Toomey noted that the Senate did vote for tougher sanctions on Russia earlier this year, which included a Congressional review over any president who tried to lift the sanctions unilaterally. But he said more needs to be done.
President Donald Trump on Sunday claimed he was "with" the U.S. intelligence agencies on their conclusion that Russia attempted to interfere with the 2016 election, after sparking an uproar on Saturday by seeming to side with Putin's constant denial that Russia was involved. The president told reporters aboard Air Force One that Putin "said he absolutely did not meddle in our election. He did not do what they are saying he did."
But on Sunday, Trump walked back his initial language, saying, "I believe [Putin] believes that, and that's very important for somebody to believe. I believe that he feels that he and Russia did not meddle in the election. As to whether I believe it or not, I'm with our agencies, especially as currently constituted with their leadership."
Also on Sunday's "Meet The Press," White House Legislative Affairs Director Marc Short tried to clarify that Trump "concurred with the January 2017 assessment he was provided by the intelligence community."

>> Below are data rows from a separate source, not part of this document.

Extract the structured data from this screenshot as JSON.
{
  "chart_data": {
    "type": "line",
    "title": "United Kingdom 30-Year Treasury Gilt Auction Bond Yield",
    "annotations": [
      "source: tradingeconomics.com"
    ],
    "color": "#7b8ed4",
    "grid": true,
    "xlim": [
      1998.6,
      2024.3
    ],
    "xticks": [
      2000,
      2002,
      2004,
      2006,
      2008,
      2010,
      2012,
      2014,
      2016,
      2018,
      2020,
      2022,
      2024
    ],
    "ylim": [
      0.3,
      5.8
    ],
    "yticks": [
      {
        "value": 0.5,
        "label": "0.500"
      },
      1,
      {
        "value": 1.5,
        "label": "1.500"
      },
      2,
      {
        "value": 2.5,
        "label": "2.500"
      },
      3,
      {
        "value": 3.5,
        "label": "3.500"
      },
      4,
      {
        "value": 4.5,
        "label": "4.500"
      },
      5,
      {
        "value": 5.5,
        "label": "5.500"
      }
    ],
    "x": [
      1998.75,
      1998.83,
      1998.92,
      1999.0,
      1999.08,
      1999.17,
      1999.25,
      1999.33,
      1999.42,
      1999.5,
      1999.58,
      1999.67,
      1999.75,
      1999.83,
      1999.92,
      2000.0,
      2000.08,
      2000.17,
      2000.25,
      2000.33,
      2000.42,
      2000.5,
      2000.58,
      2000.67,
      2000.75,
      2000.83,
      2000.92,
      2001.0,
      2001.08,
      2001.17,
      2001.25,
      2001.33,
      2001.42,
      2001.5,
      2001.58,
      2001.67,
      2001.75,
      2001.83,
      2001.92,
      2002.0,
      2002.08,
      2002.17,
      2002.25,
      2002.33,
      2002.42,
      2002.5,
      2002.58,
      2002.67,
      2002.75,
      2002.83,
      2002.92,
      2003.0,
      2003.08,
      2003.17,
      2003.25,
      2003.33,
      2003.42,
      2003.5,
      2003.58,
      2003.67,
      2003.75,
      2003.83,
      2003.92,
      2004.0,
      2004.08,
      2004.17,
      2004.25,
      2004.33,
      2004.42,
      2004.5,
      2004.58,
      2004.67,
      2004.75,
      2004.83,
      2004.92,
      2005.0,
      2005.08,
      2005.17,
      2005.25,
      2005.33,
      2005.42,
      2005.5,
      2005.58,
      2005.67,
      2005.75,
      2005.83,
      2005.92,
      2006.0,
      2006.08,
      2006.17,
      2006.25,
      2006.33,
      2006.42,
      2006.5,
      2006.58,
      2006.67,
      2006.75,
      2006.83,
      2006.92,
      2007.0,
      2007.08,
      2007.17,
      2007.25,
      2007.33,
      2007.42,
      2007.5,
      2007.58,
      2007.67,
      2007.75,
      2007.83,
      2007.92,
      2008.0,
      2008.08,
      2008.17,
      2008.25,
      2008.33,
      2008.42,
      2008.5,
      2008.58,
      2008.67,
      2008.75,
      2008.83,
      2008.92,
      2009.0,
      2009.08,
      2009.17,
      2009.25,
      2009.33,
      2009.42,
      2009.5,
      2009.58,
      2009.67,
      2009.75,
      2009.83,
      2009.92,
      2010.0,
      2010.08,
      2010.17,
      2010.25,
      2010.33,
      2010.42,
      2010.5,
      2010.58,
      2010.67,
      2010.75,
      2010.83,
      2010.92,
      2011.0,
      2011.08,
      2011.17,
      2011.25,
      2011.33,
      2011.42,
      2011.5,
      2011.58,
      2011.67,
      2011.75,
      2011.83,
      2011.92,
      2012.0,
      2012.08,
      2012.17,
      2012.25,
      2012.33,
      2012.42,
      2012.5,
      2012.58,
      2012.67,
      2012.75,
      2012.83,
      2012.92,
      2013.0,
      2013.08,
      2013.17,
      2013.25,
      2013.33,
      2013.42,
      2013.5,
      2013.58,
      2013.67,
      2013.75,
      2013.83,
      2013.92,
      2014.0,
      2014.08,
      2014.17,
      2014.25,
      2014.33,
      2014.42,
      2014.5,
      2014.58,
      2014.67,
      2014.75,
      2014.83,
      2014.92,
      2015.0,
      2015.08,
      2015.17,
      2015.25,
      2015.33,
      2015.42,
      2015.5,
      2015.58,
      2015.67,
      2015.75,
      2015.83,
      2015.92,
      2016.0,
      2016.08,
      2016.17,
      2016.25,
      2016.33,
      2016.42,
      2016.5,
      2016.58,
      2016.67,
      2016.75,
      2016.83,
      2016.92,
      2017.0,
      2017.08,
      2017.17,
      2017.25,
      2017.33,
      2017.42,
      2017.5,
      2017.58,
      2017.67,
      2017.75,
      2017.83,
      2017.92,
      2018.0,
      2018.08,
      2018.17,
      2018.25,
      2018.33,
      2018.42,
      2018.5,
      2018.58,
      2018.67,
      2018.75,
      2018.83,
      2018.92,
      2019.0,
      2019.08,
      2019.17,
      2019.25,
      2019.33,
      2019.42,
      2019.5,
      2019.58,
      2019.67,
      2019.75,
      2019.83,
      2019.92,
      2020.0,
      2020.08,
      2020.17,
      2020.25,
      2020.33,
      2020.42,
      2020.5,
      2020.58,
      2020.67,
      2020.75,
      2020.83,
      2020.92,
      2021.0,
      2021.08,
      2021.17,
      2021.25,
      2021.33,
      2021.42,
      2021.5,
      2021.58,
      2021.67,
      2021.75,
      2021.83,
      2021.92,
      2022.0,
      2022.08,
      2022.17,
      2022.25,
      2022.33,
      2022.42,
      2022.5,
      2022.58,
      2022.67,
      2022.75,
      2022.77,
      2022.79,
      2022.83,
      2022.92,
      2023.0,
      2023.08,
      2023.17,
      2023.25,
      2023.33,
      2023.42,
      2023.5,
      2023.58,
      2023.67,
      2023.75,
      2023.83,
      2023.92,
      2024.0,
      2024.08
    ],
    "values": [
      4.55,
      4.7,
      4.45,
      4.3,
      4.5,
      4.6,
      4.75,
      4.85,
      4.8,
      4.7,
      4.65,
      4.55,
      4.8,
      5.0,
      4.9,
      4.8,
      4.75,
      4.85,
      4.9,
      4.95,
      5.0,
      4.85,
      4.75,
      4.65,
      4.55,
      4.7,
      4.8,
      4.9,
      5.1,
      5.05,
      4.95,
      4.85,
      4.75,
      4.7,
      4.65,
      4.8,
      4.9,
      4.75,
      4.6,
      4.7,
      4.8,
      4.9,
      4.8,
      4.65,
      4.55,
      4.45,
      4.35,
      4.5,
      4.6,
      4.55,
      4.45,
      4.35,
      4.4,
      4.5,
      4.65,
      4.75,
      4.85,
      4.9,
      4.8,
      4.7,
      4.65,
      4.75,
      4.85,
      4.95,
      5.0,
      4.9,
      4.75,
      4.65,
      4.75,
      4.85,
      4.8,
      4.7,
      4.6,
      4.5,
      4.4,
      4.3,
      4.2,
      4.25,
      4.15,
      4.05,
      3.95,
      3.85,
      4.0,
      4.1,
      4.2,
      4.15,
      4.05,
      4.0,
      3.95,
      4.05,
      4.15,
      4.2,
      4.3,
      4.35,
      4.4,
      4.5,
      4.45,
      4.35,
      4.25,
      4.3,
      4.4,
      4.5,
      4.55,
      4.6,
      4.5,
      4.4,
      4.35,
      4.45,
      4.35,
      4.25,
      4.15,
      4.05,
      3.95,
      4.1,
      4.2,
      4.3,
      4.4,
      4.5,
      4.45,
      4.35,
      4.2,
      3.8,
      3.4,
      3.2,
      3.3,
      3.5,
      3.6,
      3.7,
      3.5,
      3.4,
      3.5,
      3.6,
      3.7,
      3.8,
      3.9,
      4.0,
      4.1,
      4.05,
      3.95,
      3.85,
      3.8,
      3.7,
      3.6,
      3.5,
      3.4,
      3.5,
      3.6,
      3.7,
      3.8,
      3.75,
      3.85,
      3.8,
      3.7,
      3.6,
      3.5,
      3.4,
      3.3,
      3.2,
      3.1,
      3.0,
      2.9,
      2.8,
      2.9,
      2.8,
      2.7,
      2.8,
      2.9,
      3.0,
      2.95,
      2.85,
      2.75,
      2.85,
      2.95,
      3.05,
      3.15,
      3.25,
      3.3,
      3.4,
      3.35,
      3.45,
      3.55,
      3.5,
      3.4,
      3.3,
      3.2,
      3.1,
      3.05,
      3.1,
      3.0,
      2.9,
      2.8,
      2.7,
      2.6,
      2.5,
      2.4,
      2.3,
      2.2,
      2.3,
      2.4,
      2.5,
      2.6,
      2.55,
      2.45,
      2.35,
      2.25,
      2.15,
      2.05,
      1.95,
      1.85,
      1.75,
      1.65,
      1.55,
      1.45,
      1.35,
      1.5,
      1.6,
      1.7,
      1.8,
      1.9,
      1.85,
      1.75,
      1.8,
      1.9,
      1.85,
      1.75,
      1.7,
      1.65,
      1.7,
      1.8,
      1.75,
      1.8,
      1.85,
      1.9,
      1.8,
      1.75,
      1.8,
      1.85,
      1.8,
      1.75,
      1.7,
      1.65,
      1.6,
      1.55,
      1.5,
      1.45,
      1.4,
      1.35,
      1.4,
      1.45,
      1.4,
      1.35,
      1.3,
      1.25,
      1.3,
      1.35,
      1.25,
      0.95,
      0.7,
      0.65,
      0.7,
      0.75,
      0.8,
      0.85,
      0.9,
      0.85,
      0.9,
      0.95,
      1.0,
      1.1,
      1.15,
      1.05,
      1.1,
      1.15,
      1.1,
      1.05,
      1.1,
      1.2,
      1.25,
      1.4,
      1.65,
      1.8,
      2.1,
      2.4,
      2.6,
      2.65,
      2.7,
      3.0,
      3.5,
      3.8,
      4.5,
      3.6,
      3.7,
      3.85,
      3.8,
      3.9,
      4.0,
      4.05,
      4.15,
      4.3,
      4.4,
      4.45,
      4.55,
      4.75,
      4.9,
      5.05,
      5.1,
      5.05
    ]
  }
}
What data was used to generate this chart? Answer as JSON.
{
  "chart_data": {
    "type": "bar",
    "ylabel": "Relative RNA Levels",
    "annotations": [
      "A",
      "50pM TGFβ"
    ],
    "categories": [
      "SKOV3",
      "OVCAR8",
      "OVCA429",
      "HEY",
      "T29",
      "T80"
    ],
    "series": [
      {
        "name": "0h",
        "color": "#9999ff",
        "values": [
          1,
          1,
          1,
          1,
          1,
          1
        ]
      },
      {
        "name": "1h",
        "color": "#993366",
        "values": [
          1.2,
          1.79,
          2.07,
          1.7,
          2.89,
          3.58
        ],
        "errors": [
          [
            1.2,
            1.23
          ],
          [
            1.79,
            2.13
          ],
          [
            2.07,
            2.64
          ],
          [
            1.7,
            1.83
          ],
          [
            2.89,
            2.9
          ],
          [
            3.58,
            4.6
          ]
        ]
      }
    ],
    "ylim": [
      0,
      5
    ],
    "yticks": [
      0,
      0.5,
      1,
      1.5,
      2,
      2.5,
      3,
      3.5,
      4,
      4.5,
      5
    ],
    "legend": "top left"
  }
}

Toomey, meanwhile, declined to speculate on why the president offered such murky language on Putin's in his campaign against Hillary Clinton.
"I don't spend a lot of time trying to evaluate and analyze why the president comes to the conclusions he comes to," Toomey said. "In my view, I think it's clear that President Putin orchestrated an effort to meddle and disrupt our elections. I think he does that routinely in Western democracies. I think he has a variety of reasons for doing it. I don't think there's anything at all that we can trust that comes out of Putin's mouth. I think he's a dangerous man and a thug. And, look, I think that's the view of many of my colleagues."